‘Extraordinary’: The extraordinary thing is surviving | Television

‘Extraordinary’: The extraordinary thing is surviving | Television
‘Extraordinary’: The extraordinary thing is surviving | Television

Few words put me on guard more than “special.” Being warned that someone is “a little special” a storm is brewing and you spend your life looking for “someone special” to end up accepting that what is truly valuable, you just have to see. First Dates, It’s meeting someone normal. “Special” is a bear trap camouflaged in a sumptuous orchard, a semantic trompe l’oeil. In the tronchante Extraordinary makes you special the same thing that in any Marvel series would not make you pass as extra: lacking superpowers, because in the alternative reality it proposes, when you turn 18 everyone receives theirs, everyone except Jen, the protagonist, so sarcastic and mean as the British canon marks from Mildred Roper to Fleabag. I point out that they are powers that would not earn them a place in The Avengers: There is a guy whose rectum is a 3D photocopier and a woman who talks to the dead, but not to help them in their transition to the afterlife like the selfless Melinda of Among ghosts, But for mundane matters, see making fun of Hitler or getting breakup advice from Lady Di herself.

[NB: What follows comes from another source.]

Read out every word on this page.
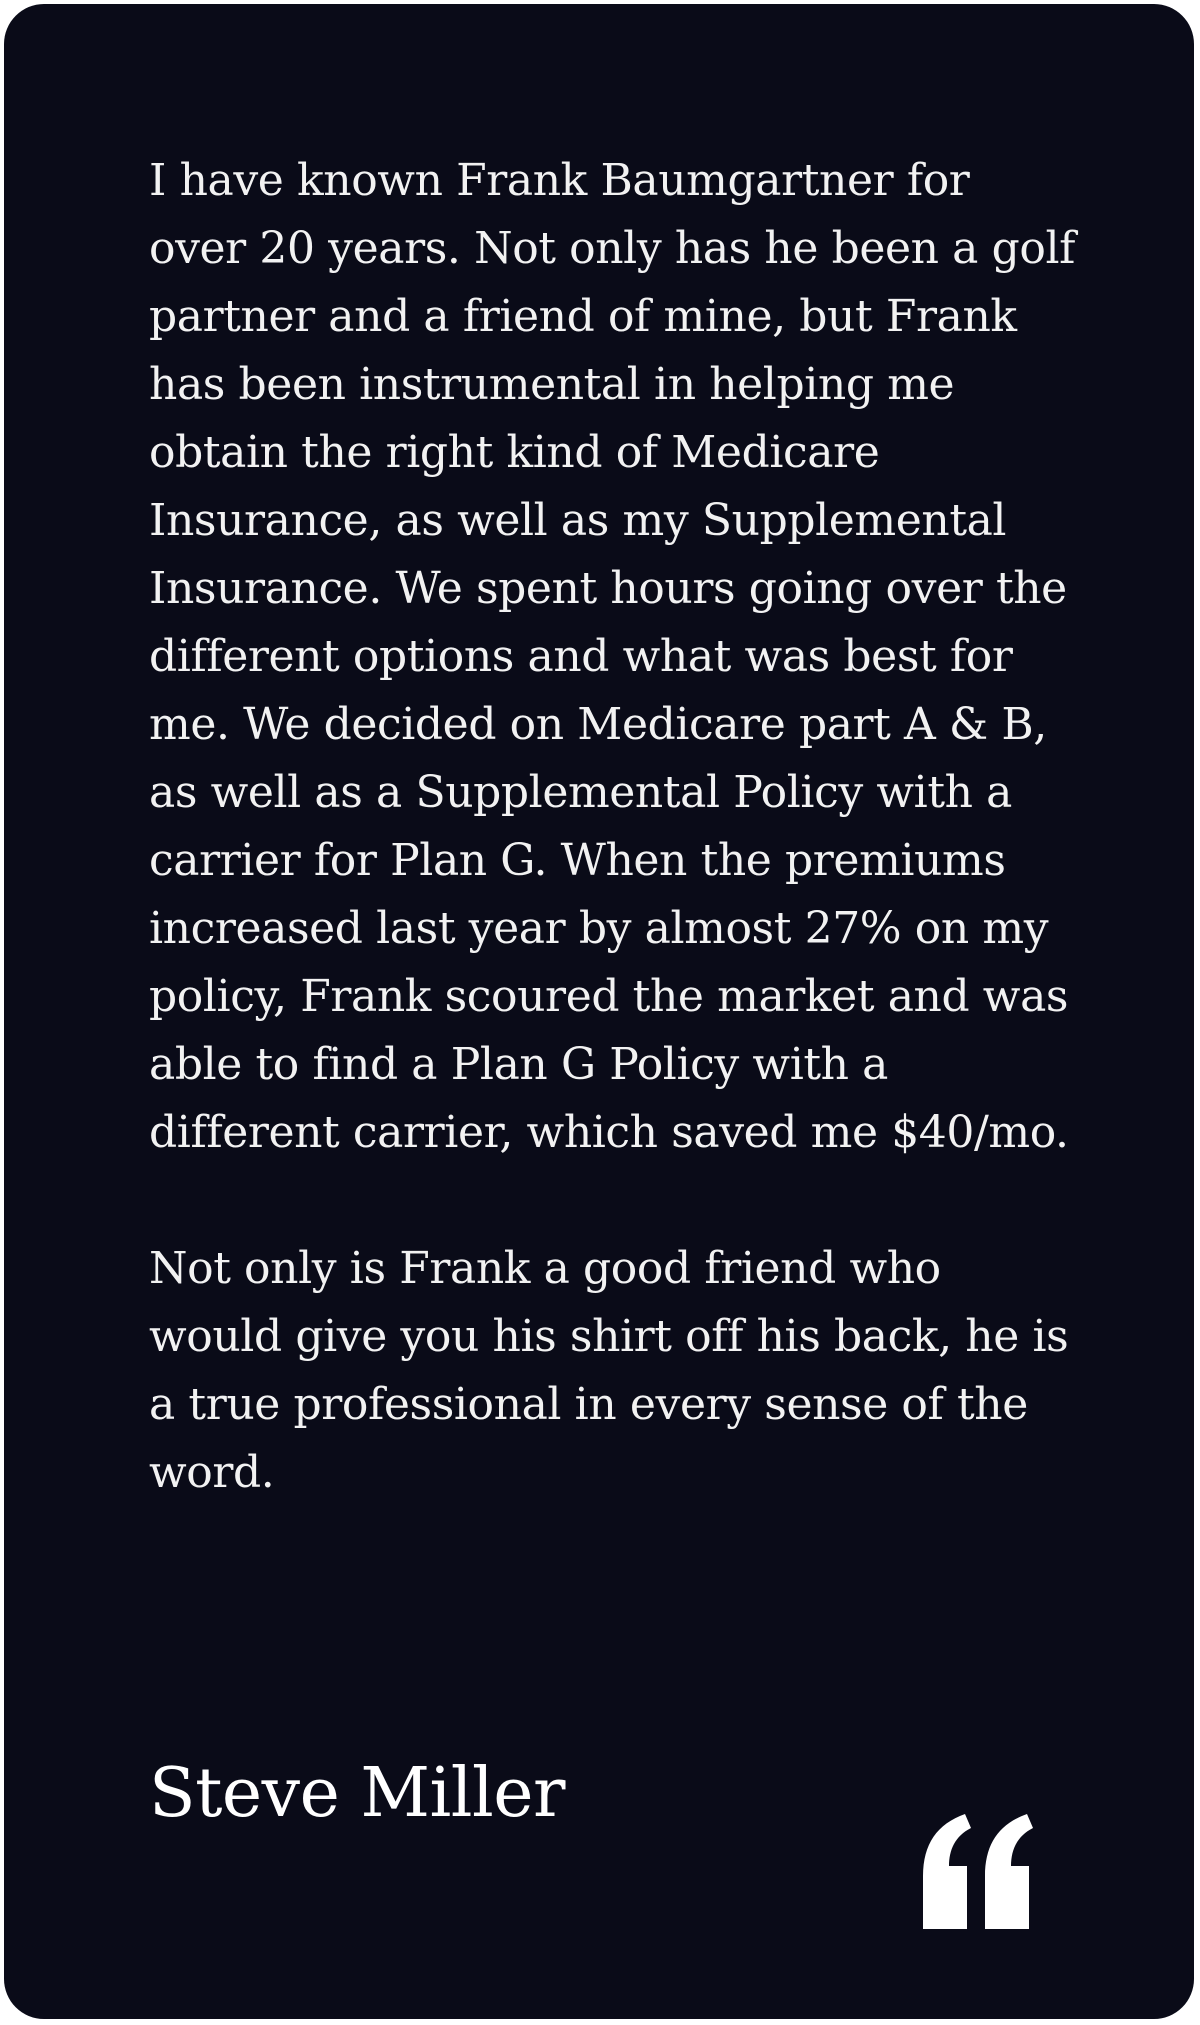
I have known Frank Baumgartner for over 20 years. Not only has he been a golf partner and a friend of mine, but Frank has been instrumental in helping me obtain the right kind of Medicare Insurance, as well as my Supplemental Insurance. We spent hours going over the different options and what was best for me. We decided on Medicare part A & B, as well as a Supplemental Policy with a carrier for Plan G. When the premiums increased last year by almost 27% on my policy, Frank scoured the market and was able to find a Plan G Policy with a different carrier, which saved me $40/mo.

Not only is Frank a good friend who would give you his shirt off his back, he is a true professional in every sense of the word.

Steve Miller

They will tell me that it is not new, the world of comics is saturated with crappy superheroes and some also jumped onto the screen, there are the mystery men with his deadly flatulence exhaler and his invisible man who can only disappear when no one is looking at him; We have also seen misfit young people who do not know how to confront their powers since Misfits to Gen V. What the series by newcomer Emma Moran provides is the absence of the slightest epic, no matter how pathetic it may be. Nobody here wants to protect humanity, they have enough to protect themselves, there are not even villains, the biggest threat is a telepath who wants to get her ex-cat boyfriend back – cheers for Luke Rollason, the most expressive frown since Rowan Atkinson.

What Moran proposes can be understood as a lukewarm denunciation of the overabundance of heroic fictions—on Disney+, it’s funny—but the fantastic thing is a mere macguffin, we could change the lack of powers for the lack of a partner, a stimulating job or a decent apartment and he would not resent it. Its true center is not the extraordinary, but the everyday: love, friends, family and the transition to adult life; the desire to integrate into a system that, surprise, is hostile whether you are in your twenties, in your sixties, “special” or a crappy superhero.